Get a current
large-scale chart of Lake Ontario. This is very helpful in planning point-to-point bearings, particularly when dealing with shifting winds (remember to gybe around 2 pm, and so on).
Get a current Richardson's Chart Book. This is great for general descriptions and "finer" scale bearings. The more current book will have more current buoy changes...but not necessary the latest changes. You need to check out Notice to Mariners for that, and to amend your "chart book" accordingly.
is a good resource, but for nav use, I only use the daymark bearings and read the descriptions.
For "real" nav use, I bought "Sailing Directions for Lake Ontario", a regularly updated and reasonably priced ($15 or so) publication that gives waypoints and "word pictures" all along the lake. When used in conjunction with the Richardson's charts, it's all you need.

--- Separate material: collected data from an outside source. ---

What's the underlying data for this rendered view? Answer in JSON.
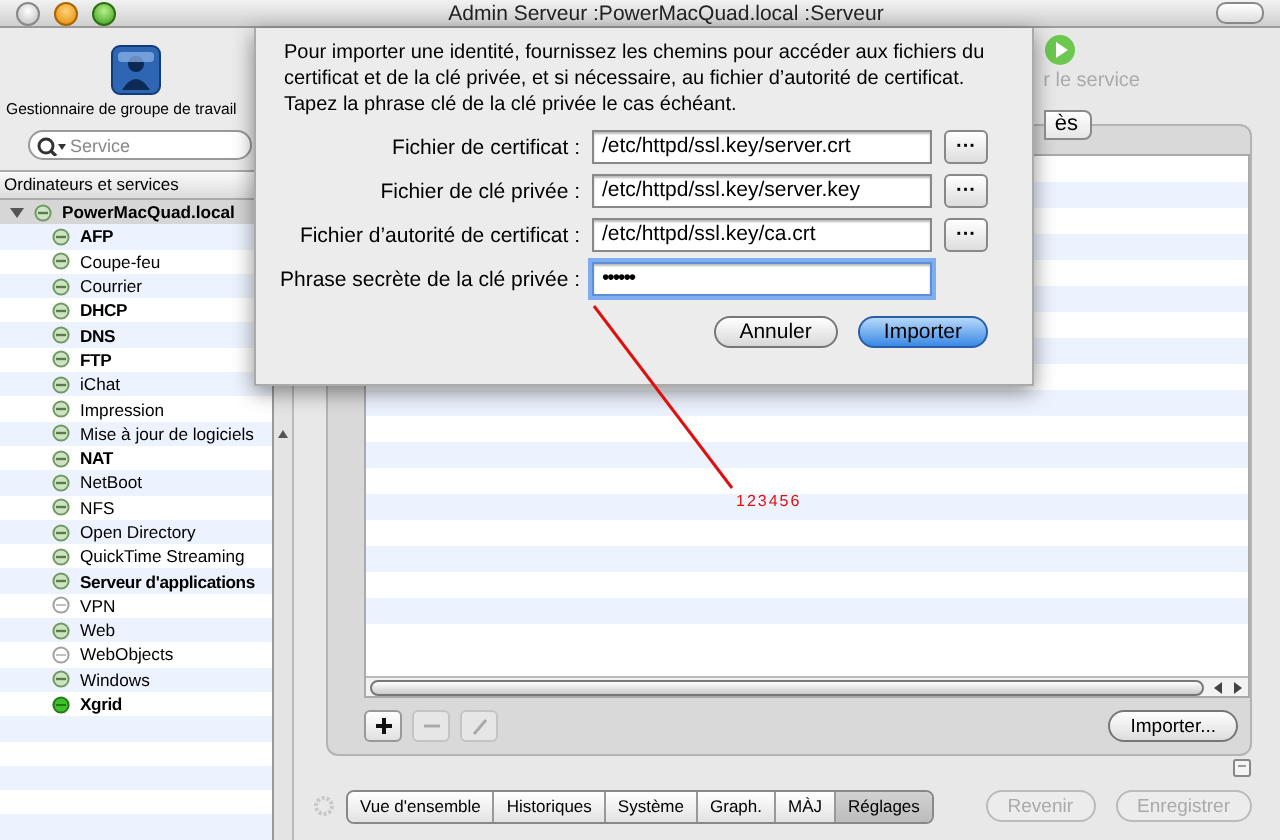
{
  "window": {
    "title": "Admin Serveur :PowerMacQuad.local :Serveur"
  },
  "sidebar": {
    "toolbar_label": "Gestionnaire de groupe de travail",
    "search": {
      "placeholder": "Service"
    },
    "header": "Ordinateurs et services",
    "tree": [
      {
        "label": "PowerMacQuad.local",
        "expanded": true,
        "bold": true,
        "kind": "idle",
        "children": [
          {
            "label": "AFP",
            "bold": true,
            "kind": "idle"
          },
          {
            "label": "Coupe-feu",
            "bold": false,
            "kind": "idle"
          },
          {
            "label": "Courrier",
            "bold": false,
            "kind": "idle"
          },
          {
            "label": "DHCP",
            "bold": true,
            "kind": "idle"
          },
          {
            "label": "DNS",
            "bold": true,
            "kind": "idle"
          },
          {
            "label": "FTP",
            "bold": true,
            "kind": "idle"
          },
          {
            "label": "iChat",
            "bold": false,
            "kind": "idle"
          },
          {
            "label": "Impression",
            "bold": false,
            "kind": "idle"
          },
          {
            "label": "Mise à jour de logiciels",
            "bold": false,
            "kind": "idle"
          },
          {
            "label": "NAT",
            "bold": true,
            "kind": "idle"
          },
          {
            "label": "NetBoot",
            "bold": false,
            "kind": "idle"
          },
          {
            "label": "NFS",
            "bold": false,
            "kind": "idle"
          },
          {
            "label": "Open Directory",
            "bold": false,
            "kind": "idle"
          },
          {
            "label": "QuickTime Streaming",
            "bold": false,
            "kind": "idle"
          },
          {
            "label": "Serveur d'applications",
            "bold": true,
            "kind": "idle"
          },
          {
            "label": "VPN",
            "bold": false,
            "kind": "off"
          },
          {
            "label": "Web",
            "bold": false,
            "kind": "idle"
          },
          {
            "label": "WebObjects",
            "bold": false,
            "kind": "off"
          },
          {
            "label": "Windows",
            "bold": false,
            "kind": "idle"
          },
          {
            "label": "Xgrid",
            "bold": true,
            "kind": "running"
          }
        ]
      }
    ]
  },
  "toolbar": {
    "start_label": "r le service"
  },
  "tabs": [
    {
      "label": "ès",
      "selected": false
    }
  ],
  "table_buttons": [
    {
      "kind": "add",
      "disabled": false
    },
    {
      "kind": "remove",
      "disabled": true
    },
    {
      "kind": "edit",
      "disabled": true
    }
  ],
  "import_button": {
    "label": "Importer..."
  },
  "bottom_tabs": [
    {
      "label": "Vue d'ensemble",
      "selected": false
    },
    {
      "label": "Historiques",
      "selected": false
    },
    {
      "label": "Système",
      "selected": false
    },
    {
      "label": "Graph.",
      "selected": false
    },
    {
      "label": "MÀJ",
      "selected": false
    },
    {
      "label": "Réglages",
      "selected": true
    }
  ],
  "bottom_buttons": [
    {
      "label": "Revenir",
      "disabled": true
    },
    {
      "label": "Enregistrer",
      "disabled": true
    }
  ],
  "sheet": {
    "message": "Pour importer une identité, fournissez les chemins pour accéder aux fichiers du certificat et de la clé privée, et si nécessaire, au fichier d’autorité de certificat. Tapez la phrase clé de la clé privée le cas échéant.",
    "fields": [
      {
        "kind": "file",
        "label": "Fichier de certificat :",
        "value": "/etc/httpd/ssl.key/server.crt",
        "browse": "···"
      },
      {
        "kind": "file",
        "label": "Fichier de clé privée :",
        "value": "/etc/httpd/ssl.key/server.key",
        "browse": "···"
      },
      {
        "kind": "file",
        "label": "Fichier d’autorité de certificat :",
        "value": "/etc/httpd/ssl.key/ca.crt",
        "browse": "···"
      },
      {
        "kind": "password",
        "label": "Phrase secrète de la clé privée :",
        "value": "••••••"
      }
    ],
    "buttons": [
      {
        "label": "Annuler",
        "default": false
      },
      {
        "label": "Importer",
        "default": true
      }
    ]
  },
  "annotation": {
    "text": "123456"
  }
}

Just be aware that you can make mistakes
out of ignorance. Some government body removed the "Peter's Rock" 21 foot buoy about a mile west of Cobourg between 2004 and 2005, and I went way out into the lake before I made my turn west to Toronto in 25 knot
easterlies (urp!) before I figured I was sufficiently offshore
. I spent about 45 minutes confirming to my own satisfaction that the crappy little buoy that had replaced the magnificent structure of former years in fact marked the end of a rocky reef.
Things change, and if you don't want to spend money
for the current chart, you have to do your homework. On Lake Ontario, this isn't a big deal, but it's not completely inconsequential. There are people just learning
today that the "Four Sisters" in Mississauga came down two years ago, and they are learning
it by running smack into unlit piers in the dark.